序盤では王女のあまりに唯我独尊まっただなかな発言に正直閉口したりしましたが、その発言の中に王女なりの自尊心とか意地みたいなものが見え隠れし始める頃から一気に面白くなりました。意地を張って修道院入りを見送っているうちに取り返しの付かない事になってしまい、それを悔やんでいるのに、人前でそれを言えないエミリーが意地らしくてそして可愛く思えて、一気に惹きこまれます。特に城攻めに遭ったときにエミリーが呟いた本音(傍にいないマティアスに向かって「妾も修道院のこと、考えていなくもなかったのだぞ」的なセリフの部分)なんかは胸に堪えました。

そして彼女達を襲った"亡霊騎士"と呼ばれる暗殺者の側にもまた彼らなりの"事情"があって、快楽のために殺すとかではなく生きるために仕方なくやっている…というのがまた。彼らが"亡霊騎士"に身を堕とす切っ掛けにはまた切ないドラマがあって…というのが素敵でした。
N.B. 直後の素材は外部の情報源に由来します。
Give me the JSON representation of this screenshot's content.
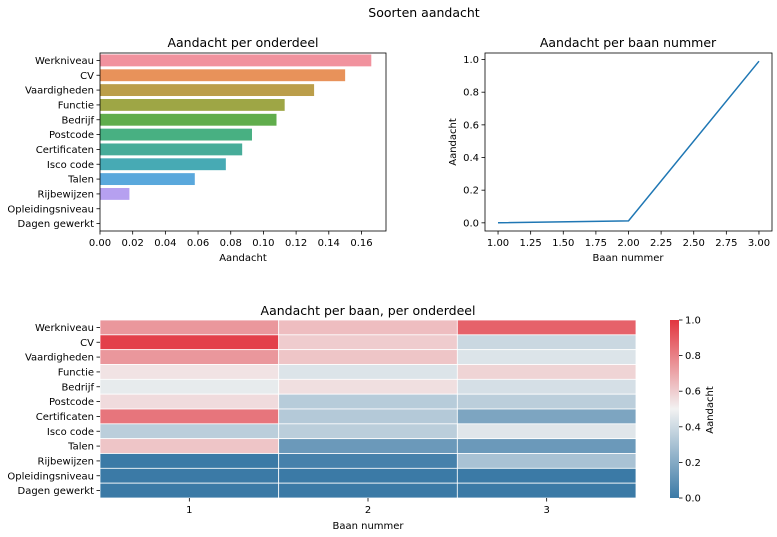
{
  "figure_title": "Soorten aandacht",
  "chart_data": [
    {
      "type": "bar",
      "orientation": "horizontal",
      "title": "Aandacht per onderdeel",
      "xlabel": "Aandacht",
      "ylabel": "",
      "xlim": [
        0,
        0.175
      ],
      "xticks": [
        "0.00",
        "0.02",
        "0.04",
        "0.06",
        "0.08",
        "0.10",
        "0.12",
        "0.14",
        "0.16"
      ],
      "categories": [
        "Werkniveau",
        "CV",
        "Vaardigheden",
        "Functie",
        "Bedrijf",
        "Postcode",
        "Certificaten",
        "Isco code",
        "Talen",
        "Rijbewijzen",
        "Opleidingsniveau",
        "Dagen gewerkt"
      ],
      "values": [
        0.166,
        0.15,
        0.131,
        0.113,
        0.108,
        0.093,
        0.087,
        0.077,
        0.058,
        0.018,
        0.0,
        0.0
      ],
      "colors": [
        "#f1929e",
        "#e8925a",
        "#bb9e4a",
        "#9ea645",
        "#60ad4c",
        "#48b082",
        "#47ac99",
        "#47aab4",
        "#5aa8dc",
        "#b6a0f0",
        "#e88ae0",
        "#f08cbe"
      ]
    },
    {
      "type": "line",
      "title": "Aandacht per baan nummer",
      "xlabel": "Baan nummer",
      "ylabel": "Aandacht",
      "x": [
        1.0,
        2.0,
        3.0
      ],
      "y": [
        0.0,
        0.012,
        0.99
      ],
      "xlim": [
        0.9,
        3.1
      ],
      "ylim": [
        -0.05,
        1.04
      ],
      "xticks": [
        "1.00",
        "1.25",
        "1.50",
        "1.75",
        "2.00",
        "2.25",
        "2.50",
        "2.75",
        "3.00"
      ],
      "yticks": [
        "0.0",
        "0.2",
        "0.4",
        "0.6",
        "0.8",
        "1.0"
      ],
      "color": "#1f77b4"
    },
    {
      "type": "heatmap",
      "title": "Aandacht per baan, per onderdeel",
      "xlabel": "Baan nummer",
      "ylabel": "",
      "x": [
        "1",
        "2",
        "3"
      ],
      "y": [
        "Werkniveau",
        "CV",
        "Vaardigheden",
        "Functie",
        "Bedrijf",
        "Postcode",
        "Certificaten",
        "Isco code",
        "Talen",
        "Rijbewijzen",
        "Opleidingsniveau",
        "Dagen gewerkt"
      ],
      "values": [
        [
          0.74,
          0.64,
          0.88
        ],
        [
          0.97,
          0.6,
          0.39
        ],
        [
          0.74,
          0.62,
          0.44
        ],
        [
          0.54,
          0.44,
          0.58
        ],
        [
          0.47,
          0.55,
          0.42
        ],
        [
          0.56,
          0.34,
          0.35
        ],
        [
          0.83,
          0.33,
          0.18
        ],
        [
          0.35,
          0.35,
          0.45
        ],
        [
          0.62,
          0.13,
          0.13
        ],
        [
          0.0,
          0.03,
          0.3
        ],
        [
          0.0,
          0.0,
          0.0
        ],
        [
          0.0,
          0.0,
          0.0
        ]
      ],
      "colorbar": {
        "label": "Aandacht",
        "range": [
          0,
          1
        ],
        "ticks": [
          "0.0",
          "0.2",
          "0.4",
          "0.6",
          "0.8",
          "1.0"
        ],
        "colormap": [
          "#3b7aa6",
          "#f2f2f2",
          "#e2353f"
        ]
      }
    }
  ]
}
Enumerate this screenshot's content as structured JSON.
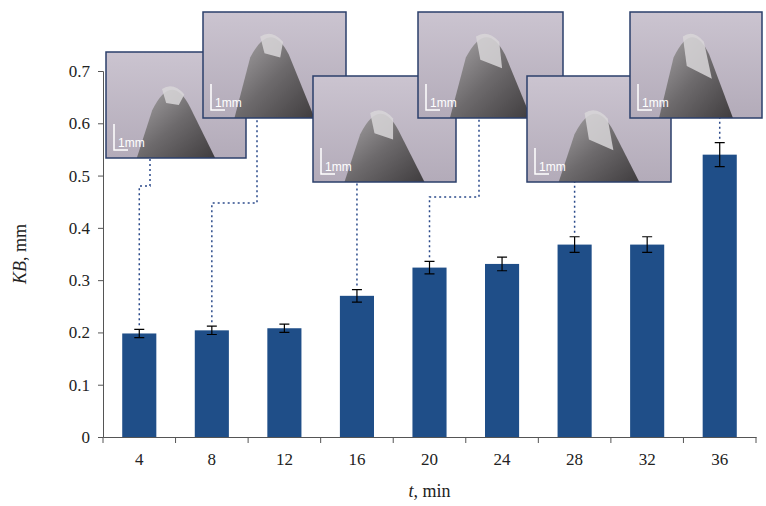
{
  "chart_data": {
    "type": "bar",
    "x_label": "t, min",
    "y_label": "KB, mm",
    "categories": [
      "4",
      "8",
      "12",
      "16",
      "20",
      "24",
      "28",
      "32",
      "36"
    ],
    "values": [
      0.198,
      0.204,
      0.208,
      0.27,
      0.324,
      0.331,
      0.368,
      0.368,
      0.54
    ],
    "errors": [
      0.008,
      0.008,
      0.008,
      0.012,
      0.012,
      0.013,
      0.015,
      0.015,
      0.023
    ],
    "color": "#1f4e88",
    "ylim": [
      0,
      0.7
    ],
    "yticks": [
      0,
      0.1,
      0.2,
      0.3,
      0.4,
      0.5,
      0.6,
      0.7
    ],
    "grid": false,
    "insets": [
      {
        "category": "4",
        "scale_bar": "1mm"
      },
      {
        "category": "8",
        "scale_bar": "1mm"
      },
      {
        "category": "16",
        "scale_bar": "1mm"
      },
      {
        "category": "20",
        "scale_bar": "1mm"
      },
      {
        "category": "28",
        "scale_bar": "1mm"
      },
      {
        "category": "36",
        "scale_bar": "1mm"
      }
    ]
  }
}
作中で行われる殺人は本当に容赦なく、登場人物の生存率は限りなく低いという展開が続くのですが、どんなに酷い展開でも敵側を憎むことが出来ませんでした。

圧倒的な力を持つ強敵である亡霊騎士達に、独りで立ち向かう王女の姿が凄く熱かったです。ただ、キャラクターたちの会話(特にエミリー)は非常に面白いんだけどバトル描写がイマイチ読み辛くて、イマイチ何が起こっているのかわかりづらかったのが残念だったような。描写が多すぎて文章が読み辛いというかテンポが悪いというか…ううむ。